Iran’s President Masoud Pezeshkian dropped a diplomatic bombshell on Sunday, flatly rejecting direct negotiations with the United States over Tehran’s fast-evolving nuclear program.
The announcement, made during a televised Cabinet meeting, marks Iran’s first official response to a letter from U.S. President Donald Trump to Supreme Leader Ayatollah Ali Khamenei, delivered via Oman on March 12.
While slamming the door on face-to-face talks, Pezeshkian left a crack open for indirect negotiations—a path that’s yielded little since Trump torched the 2018 nuclear deal.
“We don’t dodge talks, but broken promises have burned us before,” Pezeshkian said, jabbing at the U.S. for its 2018 withdrawal from the Joint Comprehensive Plan of Action (JCPOA). “They need to prove they’re worth trusting.” The U.S. State Department fired back, underscoring Trump’s stance: “The United States cannot allow Iran to acquire a nuclear weapon.” It added a carrot and stick: Trump’s open to a deal, but if Iran balks, “he’ll pursue other options, which will be very bad for Iran.”
Those “options” aren’t vague.

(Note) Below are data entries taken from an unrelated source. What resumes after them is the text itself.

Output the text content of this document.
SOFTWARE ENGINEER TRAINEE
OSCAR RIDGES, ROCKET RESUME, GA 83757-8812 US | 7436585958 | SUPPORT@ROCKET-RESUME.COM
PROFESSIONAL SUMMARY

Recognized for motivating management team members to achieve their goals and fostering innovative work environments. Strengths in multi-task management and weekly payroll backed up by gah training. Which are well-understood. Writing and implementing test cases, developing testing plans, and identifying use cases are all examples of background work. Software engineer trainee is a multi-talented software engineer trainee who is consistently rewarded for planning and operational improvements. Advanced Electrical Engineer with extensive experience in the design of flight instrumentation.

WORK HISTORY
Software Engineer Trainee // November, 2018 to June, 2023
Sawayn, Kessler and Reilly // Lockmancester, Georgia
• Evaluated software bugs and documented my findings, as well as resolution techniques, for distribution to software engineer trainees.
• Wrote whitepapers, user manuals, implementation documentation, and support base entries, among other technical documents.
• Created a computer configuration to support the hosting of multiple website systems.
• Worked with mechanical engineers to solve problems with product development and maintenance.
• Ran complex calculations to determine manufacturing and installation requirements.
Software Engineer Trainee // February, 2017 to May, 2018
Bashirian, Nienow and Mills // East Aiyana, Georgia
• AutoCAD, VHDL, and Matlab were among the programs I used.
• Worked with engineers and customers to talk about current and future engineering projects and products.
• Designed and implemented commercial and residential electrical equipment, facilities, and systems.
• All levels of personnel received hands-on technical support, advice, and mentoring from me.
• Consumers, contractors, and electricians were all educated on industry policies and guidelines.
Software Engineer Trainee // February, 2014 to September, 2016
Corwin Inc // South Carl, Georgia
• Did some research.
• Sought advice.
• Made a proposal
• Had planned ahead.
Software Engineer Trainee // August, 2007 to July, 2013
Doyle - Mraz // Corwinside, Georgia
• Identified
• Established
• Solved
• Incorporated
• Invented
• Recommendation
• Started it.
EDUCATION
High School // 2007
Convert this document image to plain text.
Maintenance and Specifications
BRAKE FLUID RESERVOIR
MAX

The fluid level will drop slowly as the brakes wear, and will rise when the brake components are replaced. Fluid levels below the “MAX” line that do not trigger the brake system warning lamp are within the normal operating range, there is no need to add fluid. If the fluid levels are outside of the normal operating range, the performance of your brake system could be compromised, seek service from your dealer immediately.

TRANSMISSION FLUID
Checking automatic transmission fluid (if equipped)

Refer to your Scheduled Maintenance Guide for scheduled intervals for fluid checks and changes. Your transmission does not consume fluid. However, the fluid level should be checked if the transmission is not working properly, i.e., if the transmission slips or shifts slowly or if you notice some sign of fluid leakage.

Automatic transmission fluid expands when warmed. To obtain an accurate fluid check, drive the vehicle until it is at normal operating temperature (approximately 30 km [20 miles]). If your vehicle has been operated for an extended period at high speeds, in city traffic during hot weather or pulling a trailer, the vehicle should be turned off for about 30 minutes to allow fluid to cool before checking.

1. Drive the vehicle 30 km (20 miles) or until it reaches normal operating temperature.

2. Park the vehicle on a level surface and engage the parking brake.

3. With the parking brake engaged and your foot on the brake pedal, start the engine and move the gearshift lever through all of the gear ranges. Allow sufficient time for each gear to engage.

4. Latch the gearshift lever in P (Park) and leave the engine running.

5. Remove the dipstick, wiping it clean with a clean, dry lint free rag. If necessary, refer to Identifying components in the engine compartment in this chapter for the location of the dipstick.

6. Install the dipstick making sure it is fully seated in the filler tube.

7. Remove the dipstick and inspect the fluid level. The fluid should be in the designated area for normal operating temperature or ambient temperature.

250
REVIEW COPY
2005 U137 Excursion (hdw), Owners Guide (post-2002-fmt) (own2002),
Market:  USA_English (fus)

Trump, in an NBC News clip aired Sunday, warned of unprecedented military action if Iran doesn’t play ball. “If they don’t make a deal, there’ll be bombing the likes of which they’ve never seen,” he said, doubling down on his “maximum pressure” playbook—already hammering Iran’s rial into a freefall.
The rejection reflects a sharp pivot for Pezeshkian, elected six months ago on a pledge to thaw ties with the West. That hope dimmed after Khamenei’s February broadside, calling talks with Trump’s crew “not intelligent, wise, or honorable.”
Iran’s mixed signals add fuel to the fire. Friday’s Quds Day rallies swapped “Death to America” for a narrower “Death to Israel!” chant, while a Revolutionary Guard video skipped the usual Stars-and-Stripes stomping. Yet Press TV dangled a threat, listing U.S. bases—like Diego Garcia’s stealth bomber hub—as potential targets.
Parliamentary speaker Mohammad Bagher Qalibaf upped the ante: “If they touch our sovereignty, it’ll spark a regional inferno. Their bases and allies won’t be safe.”
Trump’s letter, light on specifics, echoed his Kim Jong Un pen-pal days—talks ensued, but no nuclear curbs stuck. “I wrote, ‘I hope you negotiate, because military action would be terrible,’” he said. The gambit flopped in 2019 when Khamenei mocked a similar note via Japan’s Shinzo Abe. N
ow, with Iran enriching uranium to 60% purity—near weapons-grade—both the U.S. and Israel vow to stop a nuclear-armed Tehran, stoking fears of airstrikes. A February UN watchdog report flagged Iran’s uranium production surge, despite Tehran’s “peaceful purposes” line.
Tensions trace back to Trump’s 2020 drone strike on Gen. Qassem Soleimani, a wound still raw in Tehran. The U.S. claims Iran plotted to avenge it with a Trump hit—denied, but not without threats.
As Yemen’s Houthi rebels eat U.S. bombs and Israel guts Iran’s air defenses, the nuclear standoff teeters on a razor’s edge—diplomacy stalled, and the drums of war beating louder.